Otro de los apelativos de ésta fue probablemente Eurídice, esposa de Orfeo, el músico divino. Eurídice murió picada por una serpiente (“la serpiente de la noche”, precisa Max Müller) y descendió al inframundo, a donde Orfeo, una figura solar, fue a buscarla. Gracias a la excelsitud de su música, conmovió a los demonios y les pidió permiso para llevar a su amada a la superficie, lo que le fue concedido con la condición de que nunca mirase hacia atrás. Pese a sus esfuerzos, Orfeo (Sol) no pudo cumplir esta condición, sino que se volteó en el instante mismo en que Eurídice (Aurora) llegaba a la luz. Y entonces ella desapareció.
Un toro surcaba el cielo diurno de los pueblos antiguos; por eso Sol era dueño de vacadas como la que carnearon los hombres de Ulises en la Odisea, acción infame que los condujo a la muerte. Después fue un caballo, una “cabeza (equina) que brilla”, y al final un carro tirado por cuatro briosos corceles, esto es, una cuadriga, el más sólido y majestuoso de los transportes romanos.
La pérdida de importancia del culto solar causó que Helios o Hiperión o Sol o Febo, en fin, el responsable del carro de fuego, dejara de hacer el periplo por decisión propia, acicateado o desanimado por el fervor y las faltas de los hombres, y tuviera que conducir el carro de fuego como un esclavo su remo, es decir, por orden de los dioses superiores, que ya eran los olímpicos. Eventualmente esta divinidad menor se fusionaría con uno de ellos, Apolo, dios de la luz.
Y, sin embargo, el peligro de que Sol no hiciera lo debido siempre estuvo presente, como recuerda el mito de Faetón, hijo mortal de Helios, que un día le pidió a éste que, en señal de distinción y amor, le permitiera conducir los caballos flamígeros. Helios cometió el error de concedérselo y entonces Faetón, perdiendo el control del divinal transporte, incendió la mitad de la tierra y la mitad de los cielos. Y habría hecho más si Zeus no lo fulminaba antes con su rayo.
El mito resulta transparente: establece quién manda, en última instancia, en el sistema religioso, pero también muestra que este Señor debe compartir su poder con otros que lo acompañan y sirven.
Aurora no envejece, pero hace envejecer a todos los que pasan por sus brazos (todos lo hemos comprobado). Si estos son inmortales, se vuelven tan viejecitos que al final desaparecen; uno de ellos –esto se me antoja muy ingenioso– se convierte en grillo… La idea del envejecimiento infinito, es decir, de la inmortalidad que no va acompañada de la juventud eterna, ilustra muy bien, con su espanto, una constante del pensamiento antiguo: no hay milagro sin trampa.

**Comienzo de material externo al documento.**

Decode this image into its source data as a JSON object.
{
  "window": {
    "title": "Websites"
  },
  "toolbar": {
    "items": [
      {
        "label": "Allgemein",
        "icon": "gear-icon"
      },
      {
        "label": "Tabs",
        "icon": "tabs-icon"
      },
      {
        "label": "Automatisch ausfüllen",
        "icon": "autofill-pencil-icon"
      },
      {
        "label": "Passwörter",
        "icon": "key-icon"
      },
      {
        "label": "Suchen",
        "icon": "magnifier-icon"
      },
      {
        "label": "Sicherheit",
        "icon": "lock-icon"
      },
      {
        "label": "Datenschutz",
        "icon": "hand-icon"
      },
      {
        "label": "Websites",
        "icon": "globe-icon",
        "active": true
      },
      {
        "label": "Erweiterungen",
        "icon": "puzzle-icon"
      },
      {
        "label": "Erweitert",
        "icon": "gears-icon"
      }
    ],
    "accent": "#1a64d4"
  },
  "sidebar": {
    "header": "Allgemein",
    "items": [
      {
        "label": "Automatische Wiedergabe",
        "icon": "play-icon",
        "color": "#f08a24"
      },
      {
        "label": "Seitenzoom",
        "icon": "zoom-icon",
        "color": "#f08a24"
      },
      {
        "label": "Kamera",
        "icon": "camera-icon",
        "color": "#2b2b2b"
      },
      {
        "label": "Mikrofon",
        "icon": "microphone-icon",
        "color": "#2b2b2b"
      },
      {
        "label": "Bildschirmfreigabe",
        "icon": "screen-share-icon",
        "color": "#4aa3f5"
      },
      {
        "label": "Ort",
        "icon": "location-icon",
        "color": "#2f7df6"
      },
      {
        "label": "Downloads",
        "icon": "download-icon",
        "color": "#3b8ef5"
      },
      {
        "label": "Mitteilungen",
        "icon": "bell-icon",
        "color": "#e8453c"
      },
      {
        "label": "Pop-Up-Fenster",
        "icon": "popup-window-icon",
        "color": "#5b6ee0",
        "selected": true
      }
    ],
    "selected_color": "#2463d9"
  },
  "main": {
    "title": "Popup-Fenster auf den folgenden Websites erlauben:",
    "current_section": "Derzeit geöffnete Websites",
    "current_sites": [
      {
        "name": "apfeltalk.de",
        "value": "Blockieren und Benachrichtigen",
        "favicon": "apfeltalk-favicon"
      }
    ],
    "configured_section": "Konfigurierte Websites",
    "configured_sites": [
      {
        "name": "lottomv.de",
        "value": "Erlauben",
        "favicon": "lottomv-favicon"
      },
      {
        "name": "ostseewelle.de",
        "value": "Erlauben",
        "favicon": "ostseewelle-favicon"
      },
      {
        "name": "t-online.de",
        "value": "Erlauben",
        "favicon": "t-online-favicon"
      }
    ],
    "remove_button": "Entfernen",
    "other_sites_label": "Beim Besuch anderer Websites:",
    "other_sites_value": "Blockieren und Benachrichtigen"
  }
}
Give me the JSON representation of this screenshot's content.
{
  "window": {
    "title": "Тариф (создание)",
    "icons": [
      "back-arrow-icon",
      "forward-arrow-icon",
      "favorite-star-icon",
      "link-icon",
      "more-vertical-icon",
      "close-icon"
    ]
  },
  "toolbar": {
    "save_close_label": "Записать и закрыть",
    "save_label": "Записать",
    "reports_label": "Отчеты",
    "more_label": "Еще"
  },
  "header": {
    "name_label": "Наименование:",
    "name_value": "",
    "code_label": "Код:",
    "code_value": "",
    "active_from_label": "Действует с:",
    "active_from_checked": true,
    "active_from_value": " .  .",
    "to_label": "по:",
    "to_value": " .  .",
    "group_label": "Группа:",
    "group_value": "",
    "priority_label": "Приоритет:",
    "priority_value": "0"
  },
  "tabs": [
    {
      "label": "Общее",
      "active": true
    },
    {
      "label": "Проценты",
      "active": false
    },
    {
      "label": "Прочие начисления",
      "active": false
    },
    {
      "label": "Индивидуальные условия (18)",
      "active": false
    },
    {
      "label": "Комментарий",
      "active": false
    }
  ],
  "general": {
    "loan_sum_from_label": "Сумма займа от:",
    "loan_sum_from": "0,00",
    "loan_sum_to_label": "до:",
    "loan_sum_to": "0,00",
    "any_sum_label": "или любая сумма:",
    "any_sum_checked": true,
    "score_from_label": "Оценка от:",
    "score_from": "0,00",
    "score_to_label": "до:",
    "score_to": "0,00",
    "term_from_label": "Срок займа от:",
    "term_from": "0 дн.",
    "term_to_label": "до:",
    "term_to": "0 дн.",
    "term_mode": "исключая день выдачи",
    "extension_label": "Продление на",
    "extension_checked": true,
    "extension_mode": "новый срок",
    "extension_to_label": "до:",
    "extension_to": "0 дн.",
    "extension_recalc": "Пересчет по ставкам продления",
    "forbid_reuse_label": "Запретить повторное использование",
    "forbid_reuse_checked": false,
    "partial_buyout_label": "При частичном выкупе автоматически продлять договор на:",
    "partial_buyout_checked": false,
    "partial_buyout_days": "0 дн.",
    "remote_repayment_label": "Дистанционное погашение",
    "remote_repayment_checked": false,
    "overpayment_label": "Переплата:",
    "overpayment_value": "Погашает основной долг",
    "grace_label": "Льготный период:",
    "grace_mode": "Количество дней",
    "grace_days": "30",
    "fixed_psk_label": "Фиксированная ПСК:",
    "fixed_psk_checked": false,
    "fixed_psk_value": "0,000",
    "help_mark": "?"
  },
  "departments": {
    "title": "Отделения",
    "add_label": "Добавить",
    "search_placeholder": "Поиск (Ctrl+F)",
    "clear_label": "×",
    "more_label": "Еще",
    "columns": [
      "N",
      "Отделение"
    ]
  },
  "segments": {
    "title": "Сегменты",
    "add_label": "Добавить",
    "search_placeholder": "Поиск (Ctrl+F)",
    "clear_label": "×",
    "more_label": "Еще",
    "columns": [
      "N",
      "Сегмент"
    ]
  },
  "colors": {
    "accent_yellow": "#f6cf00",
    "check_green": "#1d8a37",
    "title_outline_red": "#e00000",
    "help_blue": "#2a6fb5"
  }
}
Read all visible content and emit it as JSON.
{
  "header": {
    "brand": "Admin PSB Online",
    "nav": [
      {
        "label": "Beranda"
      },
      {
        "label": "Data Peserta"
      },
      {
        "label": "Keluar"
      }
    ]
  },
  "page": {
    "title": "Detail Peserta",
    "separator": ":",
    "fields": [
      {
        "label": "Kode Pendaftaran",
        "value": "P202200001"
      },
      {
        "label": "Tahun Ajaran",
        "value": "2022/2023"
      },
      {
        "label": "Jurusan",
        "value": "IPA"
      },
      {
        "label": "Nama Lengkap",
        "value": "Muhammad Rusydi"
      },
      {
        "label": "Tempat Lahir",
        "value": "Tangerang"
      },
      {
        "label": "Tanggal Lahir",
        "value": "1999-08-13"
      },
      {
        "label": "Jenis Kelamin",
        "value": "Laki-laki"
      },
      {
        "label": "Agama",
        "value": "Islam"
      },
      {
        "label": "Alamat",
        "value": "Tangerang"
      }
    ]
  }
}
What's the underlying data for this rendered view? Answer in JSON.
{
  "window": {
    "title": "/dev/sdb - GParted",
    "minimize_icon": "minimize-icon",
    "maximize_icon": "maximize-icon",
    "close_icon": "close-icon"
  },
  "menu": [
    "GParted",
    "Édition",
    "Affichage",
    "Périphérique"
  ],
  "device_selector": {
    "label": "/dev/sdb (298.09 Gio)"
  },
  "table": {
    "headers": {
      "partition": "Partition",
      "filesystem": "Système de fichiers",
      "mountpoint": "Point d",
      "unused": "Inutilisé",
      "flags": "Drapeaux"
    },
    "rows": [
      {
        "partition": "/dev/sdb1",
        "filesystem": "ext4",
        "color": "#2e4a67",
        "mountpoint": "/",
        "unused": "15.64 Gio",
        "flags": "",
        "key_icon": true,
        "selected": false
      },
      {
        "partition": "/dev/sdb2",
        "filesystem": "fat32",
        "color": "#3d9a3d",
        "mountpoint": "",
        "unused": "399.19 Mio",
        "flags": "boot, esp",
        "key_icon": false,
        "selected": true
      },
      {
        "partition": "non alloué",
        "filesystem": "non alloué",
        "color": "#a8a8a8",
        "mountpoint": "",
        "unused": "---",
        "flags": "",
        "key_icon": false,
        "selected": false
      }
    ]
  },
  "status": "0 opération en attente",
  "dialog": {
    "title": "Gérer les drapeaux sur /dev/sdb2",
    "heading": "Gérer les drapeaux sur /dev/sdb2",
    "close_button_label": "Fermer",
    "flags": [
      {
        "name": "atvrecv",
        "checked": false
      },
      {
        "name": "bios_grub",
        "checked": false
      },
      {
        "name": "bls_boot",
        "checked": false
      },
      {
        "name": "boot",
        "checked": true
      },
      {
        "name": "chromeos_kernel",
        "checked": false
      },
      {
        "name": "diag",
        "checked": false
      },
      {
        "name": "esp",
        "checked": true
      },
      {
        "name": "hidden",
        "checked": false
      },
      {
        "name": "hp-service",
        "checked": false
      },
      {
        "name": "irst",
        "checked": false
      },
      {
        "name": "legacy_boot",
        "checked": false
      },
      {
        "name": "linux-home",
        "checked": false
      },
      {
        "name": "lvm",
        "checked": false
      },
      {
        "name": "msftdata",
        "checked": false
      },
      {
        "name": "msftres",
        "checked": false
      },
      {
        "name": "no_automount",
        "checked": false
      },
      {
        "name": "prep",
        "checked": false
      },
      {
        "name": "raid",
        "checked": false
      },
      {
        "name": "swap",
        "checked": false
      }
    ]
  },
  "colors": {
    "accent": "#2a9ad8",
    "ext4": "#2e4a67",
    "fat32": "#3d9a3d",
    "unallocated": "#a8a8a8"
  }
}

Esta concepción también antecede a los griegos. Los primeros pueblos, conscientes como eran del renacimiento solar de cada mañana, también lo eran de la extinción de la luz al final del día y del año. Por eso en todas las mitologías existen cuentos sobre la muerte de un héroe en el solsticio de invierno. La fiesta de alivio por el regreso del sol invernal (la resurrección del héroe), que se celebra pocos días después del solsticio, ha llegado hasta nosotros y continúa siendo la más importante que tenemos.
No hay milagro sin trampa, porque no hay vida sin muerte. Porque el sol llega y se va. Porque habrá una aurora que ya no veamos.
Los pueblos clásicos, de Homero y Hesiodo adelante, poco sabían de estos antecedentes arqueológicos, que recién descubrió la filología moderna. Ellos seguían su religión como los creyentes de hoy la suya, es decir, sin cuestionarla desde la razón; como Sócrates les recomienda expresamente en el Fedro. A un católico no se le ocurre pensar, mientras reza en Pascua, que la resurrección de Jesús implica también la del sol.
Es posible que las élites griegas, como ya dijimos hace poco, citando a George Steiner, tuvieran presente que estos relatos hablaban de lo sagrado de forma metafórica, igual que un católico piensa hoy del Génesis. Pero también hubo algunos pensadores racionalistas que dieron un paso más allá (de ahí que Sócrates necesitara advertirnos sobre ellos), lo que inspiraría grandemente a nuestra época. Tenemos por ejemplo a Demócrito, filósofo materialista, o a Jenofonte, que en sus viajes descubrió que había tantos dioses como pueblos, y que los dioses solían parecerse a los pueblos que los adoraban.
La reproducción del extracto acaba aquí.